Il Cantiere nasce dall’esperienza personale di Lido
Filippi, maestro d’ascia dello storico Cantiere Navale
Donoratico, ed è cresciuto negli anni, grazie all’amore,
all’impegno ed alla passione di maestranze che lui
stesso ha reclutato e che sono composte quasi del tutto
da gente del posto.
All’inizio di una nuova stagione agonistica che avrà il
suo clou a Pechino con i Giochi olimpici abbiamo
intervistato Lido Filippi, ideatore e grande artefice
del successo su scala mondiale dell’azienda toscana.
- Come e perché ha deciso di fondare un Cantiere per
la costruzione di imbarcazioni di canottaggio?
“Ho sempre avuto la passione per l’idrodinamica e
avrei potuto decidere di costruire imbarcazioni a motore
oppure a vela. Se ho scelto il canottaggio lo si deve
essenzialmente a due fattori: 1) avevo familiarizzato
con l’ambiente degli atleti e degli allenatori di quel
periodo: ambiente che a tutt’oggi mi offre ancora
stimoli per soddisfare i miei “pruriti” tecnologici; 2)
l’investimento richiesto era alla portata delle mie
possibilità economiche. Così ho cominciato da solo,
acquistando un terreno di 3 mila metri quadrati con un
piccolo capannone annesso e buttando giù i primi disegni
e i primi prototipi…”.
- Quante persone lavoravano nel Cantiere nel 1980
e quante vi lavorano oggi?
“All’inizio degli anni ‘80 avevo 5 dipendenti,
poi passo dopo passo, in base alle richieste di lavoro,
siamo aumentati di numero e oggi siamo una cinquantina,
indotto diretto escluso”.
- Quanto tempo occorre per la costruzione di
un’imbarcazione?
“Al momento attuale si passa dal singolo per cui
servono una sessantina di ore ad un otto che ne richiede
oltre duecento; ma si sa, siamo legati alle evoluzioni
tecnologiche e alla personalizzazione degli ordini e
quindi può darsi che in futuro i tempi possano essere
diversi”.
- Perché ha scelto i colori bianco e azzurro per
le sue barche?
“Ho puntato sul bianco per una ragione
essenzialmente tecnica: il bianco respinge i raggi
ultravioletti e consente al carbonio impiegato nella
costruzione della barca di non surriscaldarsi.
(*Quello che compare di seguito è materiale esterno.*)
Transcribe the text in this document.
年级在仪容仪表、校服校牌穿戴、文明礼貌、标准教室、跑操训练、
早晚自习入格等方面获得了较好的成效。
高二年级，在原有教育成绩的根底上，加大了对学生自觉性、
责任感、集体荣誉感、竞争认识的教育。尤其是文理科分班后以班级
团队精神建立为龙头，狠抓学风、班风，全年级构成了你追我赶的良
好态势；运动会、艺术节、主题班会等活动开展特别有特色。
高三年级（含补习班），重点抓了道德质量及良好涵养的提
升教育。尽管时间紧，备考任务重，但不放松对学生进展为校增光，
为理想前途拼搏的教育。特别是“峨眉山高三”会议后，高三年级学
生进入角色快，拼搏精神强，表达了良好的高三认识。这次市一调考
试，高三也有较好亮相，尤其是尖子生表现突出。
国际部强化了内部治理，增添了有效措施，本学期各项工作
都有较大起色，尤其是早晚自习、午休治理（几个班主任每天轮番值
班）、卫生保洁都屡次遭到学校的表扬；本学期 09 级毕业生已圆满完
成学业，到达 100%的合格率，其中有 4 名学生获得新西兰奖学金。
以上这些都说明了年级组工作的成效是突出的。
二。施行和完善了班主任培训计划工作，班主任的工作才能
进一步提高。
L’azzurro, invece, è per la nazionalità essendo il
colore che nello sport ci rappresenta all’estero”.
- Quali sono le vittorie che le hanno dato più
soddisfazione?
“Toccai il cielo con un dito quando ai Giochi di
Seul 1988 il nostro quattro di coppia con ai carrelli
Agostino Abbagnale, Davide Tizzano, Gianluca Farina e
Piero Poli conquistò la prima medaglia d’oro olimpica
italiana nella specialità. Ma mi misi a piangere come un
bambino alle Olimpiadi di Atene del 2004 quando dalle
tribune vidi passarmi davanti sei scafi Filippi (su sei,
ndr) nella finale del doppio senior. Mettetevi nei miei
panni: li avevo progettati personalmente ed era la
realizzazione di un sogno. Poi arrivò anche la ciliegina
sulla torta della tripletta nel quattro di coppia con la
vittoria dei russi a sorpresa. Non dimenticherò mai
neppure il successo dei fratelli svizzeri Markus e
Michael Gier nel doppio pesi leggeri ai Giochi di
Atlanta ’96: un’affermazione, questa, che contribuì a
spianarmi ulteriormente la strada in campo mondiale”.
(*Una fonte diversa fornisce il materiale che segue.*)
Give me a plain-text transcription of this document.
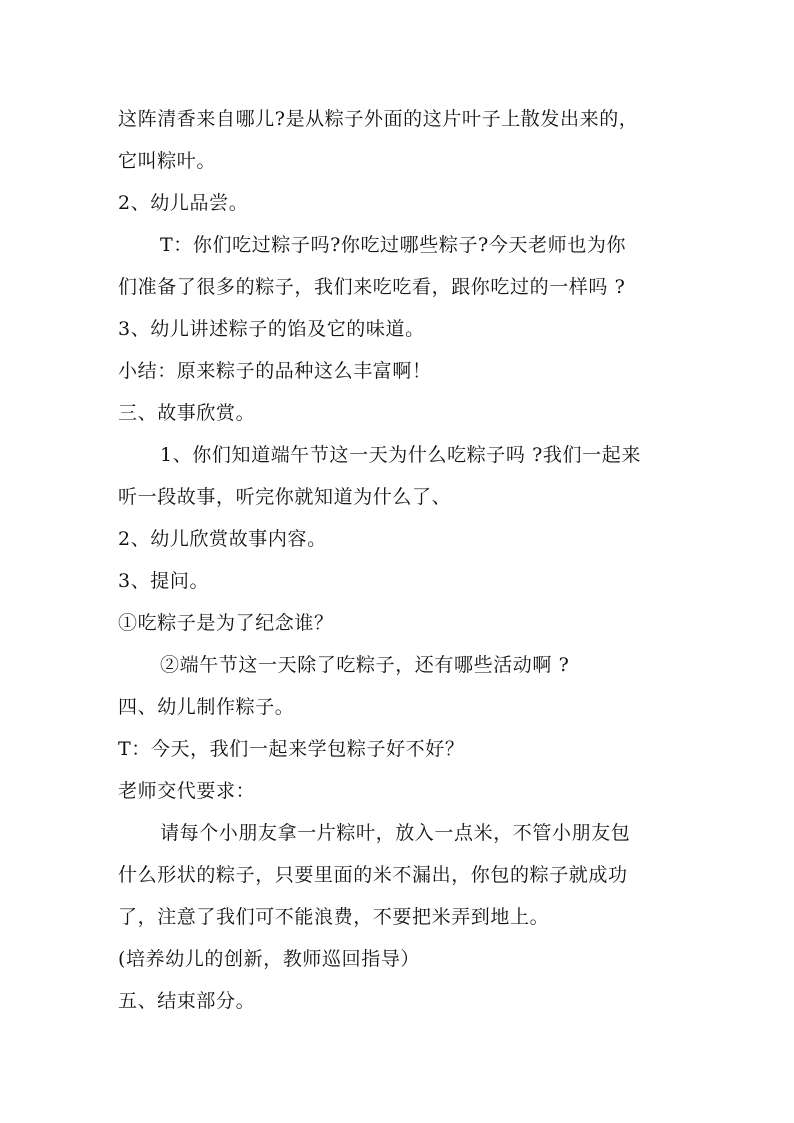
这阵清香来自哪儿?是从粽子外面的这片叶子上散发出来的，

它叫粽叶。

2、幼儿品尝。

T：你们吃过粽子吗?你吃过哪些粽子?今天老师也为你

们准备了很多的粽子，我们来吃吃看，跟你吃过的一样吗 ?

3、幼儿讲述粽子的馅及它的味道。

小结：原来粽子的品种这么丰富啊！

三、故事欣赏。

1、你们知道端午节这一天为什么吃粽子吗 ?我们一起来

听一段故事，听完你就知道为什么了、

2、幼儿欣赏故事内容。

3、提问。

①吃粽子是为了纪念谁？

②端午节这一天除了吃粽子，还有哪些活动啊 ?

四、幼儿制作粽子。

T：今天，我们一起来学包粽子好不好？

老师交代要求：

请每个小朋友拿一片粽叶，放入一点米，不管小朋友包

什么形状的粽子，只要里面的米不漏出，你包的粽子就成功

了，注意了我们可不能浪费，不要把米弄到地上。

(培养幼儿的创新，教师巡回指导）

五、结束部分。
- Oltre a quelle già citate, quali altre medaglie
d’oro ha vinto con le sue imbarcazioni ai Giochi
olimpici di Atene 2004?
“Quell’anno conquistammo l’oro con il doppio pesi
leggeri femminile rumeno, il quattro di coppia senior
russo e il doppio maschile senior della Francia. Ma
soprattutto abbiamo riempito il podio (tutti i primi tre
usavano una barca Filippi) del doppio senior maschile e
del quattro di coppia maschile, oltre all’argento e al
bronzo nel doppio pesi leggeri maschile”.
- Qual è stato il bilancio del suo cantiere nella
passata stagione agonistica 2007?
“L’anno scorso abbiamo confermato di aver
seminato bene negli anni precedenti come testimoniano i
20 ori vinti nei tre campionati mondiali (senior,
juniores e under 23). Certamente la doppietta (primo e
secondo) senza precedenti di Nuova Zelanda e Italia nel
4 senza senior maschile su due barche di concezione
diversa, in una disciplina che in passato ci aveva al
massimo regalato l’argento dell’Italia a Sydney, hanno
avuto un’importanza e un prestigio particolare”.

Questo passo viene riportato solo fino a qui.